Как уже сказано выше, непыльная работа Лёву увлекла. Да и грех было назвать унылым словом «работа» пребывание в полных прекрасными студентками уютных классах гуманитарного корпуса. И не это одно. Заметив особое рвение подопечного в изучении творчества «матерого человечища», завкафедрой предложил ему написать — ни много ни мало! — монографию и по этому поводу свел с доцентом-историком по фамилии Донской. Лёва с доцентом как-то сразу сошлись и даже внешне оказались схожи: оба крупные, дородные, с темноволосыми шевелюрами и красными чувственными губами, красивые сытой красотой маменькиных сынков. Донской этот был зело борз во владении пером и руководил литстудией «Озаренье», на заседание коей зазвал как-то Лёву: «Это даже и лучше, что сам не пишешь. У нас качественной критики дефицит. А у тебя нюх на литературу, как я убедился, тонкий».
Польщенный, Лёва обещал приглашением непременно воспользоваться. Как раз супруга его уехала по культурному обмену в Венгрию, и в урочный вечерний час он отправился в студию. Залитый неоновым светом коридор гуманитарного корпуса был почти пуст. Почти… Она двигалась в том же направлении, что и он, походкой балерины, расправив плечи, прямо держа спину и разворачивая ступни длинных сильных ног. Лёва искушенным взглядом (на балеринах же и вырос!) обласкал сзади ее стройную девичью фигуру с тонкой талией и замечательно крутыми ягодицами, обтянутыми серой короткой юбкой. Пышные рыжие волосы до плеч волновались в такт шагам.
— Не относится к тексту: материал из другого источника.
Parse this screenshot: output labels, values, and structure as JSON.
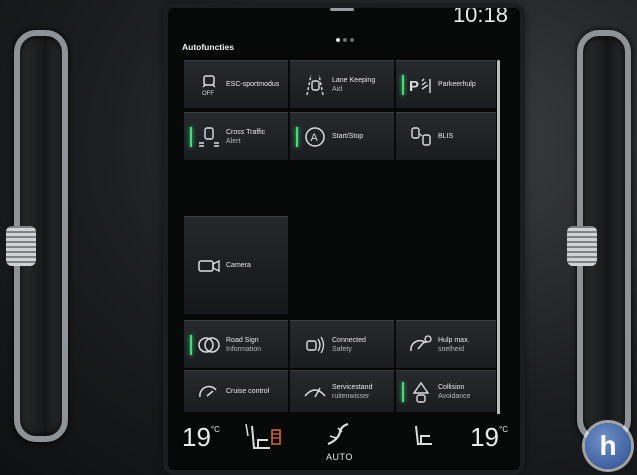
{
  "status": {
    "clock": "10:18",
    "pages": 3,
    "active_page": 1
  },
  "section_title": "Autofuncties",
  "tiles": [
    {
      "label": "ESC-sportmodus",
      "sub": "",
      "icon": "esc-off-icon",
      "active": false
    },
    {
      "label": "Lane Keeping",
      "sub": "Aid",
      "icon": "lane-keeping-icon",
      "active": false
    },
    {
      "label": "Parkeerhulp",
      "sub": "",
      "icon": "parking-assist-icon",
      "active": true
    },
    {
      "label": "Cross Traffic",
      "sub": "Alert",
      "icon": "cross-traffic-icon",
      "active": true
    },
    {
      "label": "Start/Stop",
      "sub": "",
      "icon": "start-stop-icon",
      "active": true
    },
    {
      "label": "BLIS",
      "sub": "",
      "icon": "blis-icon",
      "active": false
    },
    {
      "label": "Camera",
      "sub": "",
      "icon": "camera-icon",
      "active": false
    },
    {
      "label": "Road Sign",
      "sub": "Information",
      "icon": "road-sign-icon",
      "active": true
    },
    {
      "label": "Connected",
      "sub": "Safety",
      "icon": "connected-safety-icon",
      "active": false
    },
    {
      "label": "Hulp max.",
      "sub": "snelheid",
      "icon": "speed-limiter-icon",
      "active": false
    },
    {
      "label": "Cruise control",
      "sub": "",
      "icon": "cruise-control-icon",
      "active": false
    },
    {
      "label": "Servicestand",
      "sub": "ruitenwisser",
      "icon": "wiper-service-icon",
      "active": false
    },
    {
      "label": "Collision",
      "sub": "Avoidance",
      "icon": "collision-avoidance-icon",
      "active": true
    }
  ],
  "climate": {
    "left_temp": "19",
    "right_temp": "19",
    "unit": "°C",
    "fan_mode": "AUTO"
  },
  "colors": {
    "active_led": "#3fe07a",
    "tile_bg": "#262a2d",
    "text": "#e9e9e9"
  }
}
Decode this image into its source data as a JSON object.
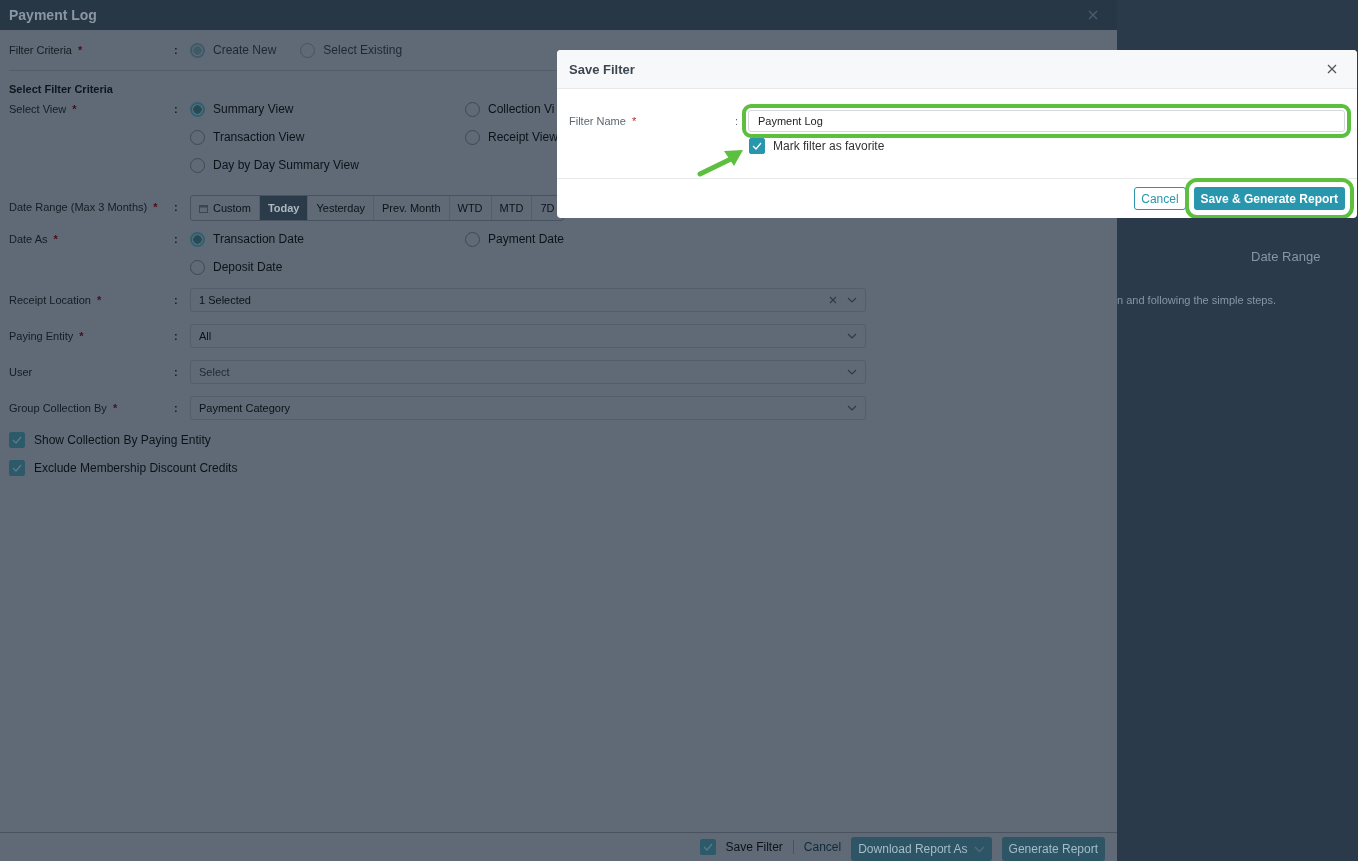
{
  "report": {
    "title": "Payment Log"
  },
  "separator": ":",
  "required_mark": "*",
  "filter_criteria": {
    "label": "Filter Criteria",
    "required": true,
    "disabled": true,
    "options": [
      {
        "label": "Create New",
        "selected": true
      },
      {
        "label": "Select Existing",
        "selected": false
      }
    ]
  },
  "section_title": "Select Filter Criteria",
  "select_view": {
    "label": "Select View",
    "required": true,
    "options": [
      {
        "label": "Summary View",
        "selected": true
      },
      {
        "label": "Collection Vi",
        "selected": false
      },
      {
        "label": "Transaction View",
        "selected": false
      },
      {
        "label": "Receipt View",
        "selected": false
      },
      {
        "label": "Day by Day Summary View",
        "selected": false
      }
    ]
  },
  "date_range": {
    "label": "Date Range (Max 3 Months)",
    "required": true,
    "presets": [
      {
        "label": "Custom",
        "selected": false,
        "kind": "calendar"
      },
      {
        "label": "Today",
        "selected": true,
        "kind": "plain"
      },
      {
        "label": "Yesterday",
        "selected": false,
        "kind": "plain"
      },
      {
        "label": "Prev. Month",
        "selected": false,
        "kind": "plain"
      },
      {
        "label": "WTD",
        "selected": false,
        "kind": "plain"
      },
      {
        "label": "MTD",
        "selected": false,
        "kind": "plain"
      },
      {
        "label": "7D",
        "selected": false,
        "kind": "plain"
      }
    ]
  },
  "date_as": {
    "label": "Date As",
    "required": true,
    "options": [
      {
        "label": "Transaction Date",
        "selected": true
      },
      {
        "label": "Payment Date",
        "selected": false
      },
      {
        "label": "Deposit Date",
        "selected": false
      }
    ]
  },
  "selects": [
    {
      "label": "Receipt Location",
      "required": true,
      "value": "1 Selected",
      "clearable": true
    },
    {
      "label": "Paying Entity",
      "required": true,
      "value": "All",
      "clearable": false
    },
    {
      "label": "User",
      "required": false,
      "placeholder": "Select",
      "clearable": false
    },
    {
      "label": "Group Collection By",
      "required": true,
      "value": "Payment Category",
      "clearable": false
    }
  ],
  "checks": [
    {
      "label": "Show Collection By Paying Entity",
      "checked": true
    },
    {
      "label": "Exclude Membership Discount Credits",
      "checked": true
    }
  ],
  "footer": {
    "save_filter": {
      "label": "Save Filter",
      "checked": true
    },
    "cancel": "Cancel",
    "download": "Download Report As",
    "generate": "Generate Report"
  },
  "side_help": {
    "heading": "Date Range",
    "text": "n and following the simple steps."
  },
  "dialog": {
    "title": "Save Filter",
    "field": {
      "label": "Filter Name",
      "required": true,
      "value": "Payment Log"
    },
    "favorite": {
      "label": "Mark filter as favorite",
      "checked": true
    },
    "cancel": "Cancel",
    "submit": "Save & Generate Report"
  }
}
Она остановилась у двери с начертанным от руки красным фломастером на стандартном листе призывом: «Написал стихотворенье? Так бегом же в “Озаренье”!» Подоспевший Лёва учтиво раскрыл перед ней дверь. Взгляд ее огромных зеленых глаз был полон приятия. Она выдохнула «благодарю вас» так, что Лёве послышалось «твоя навеки», и сладко заныло сердце.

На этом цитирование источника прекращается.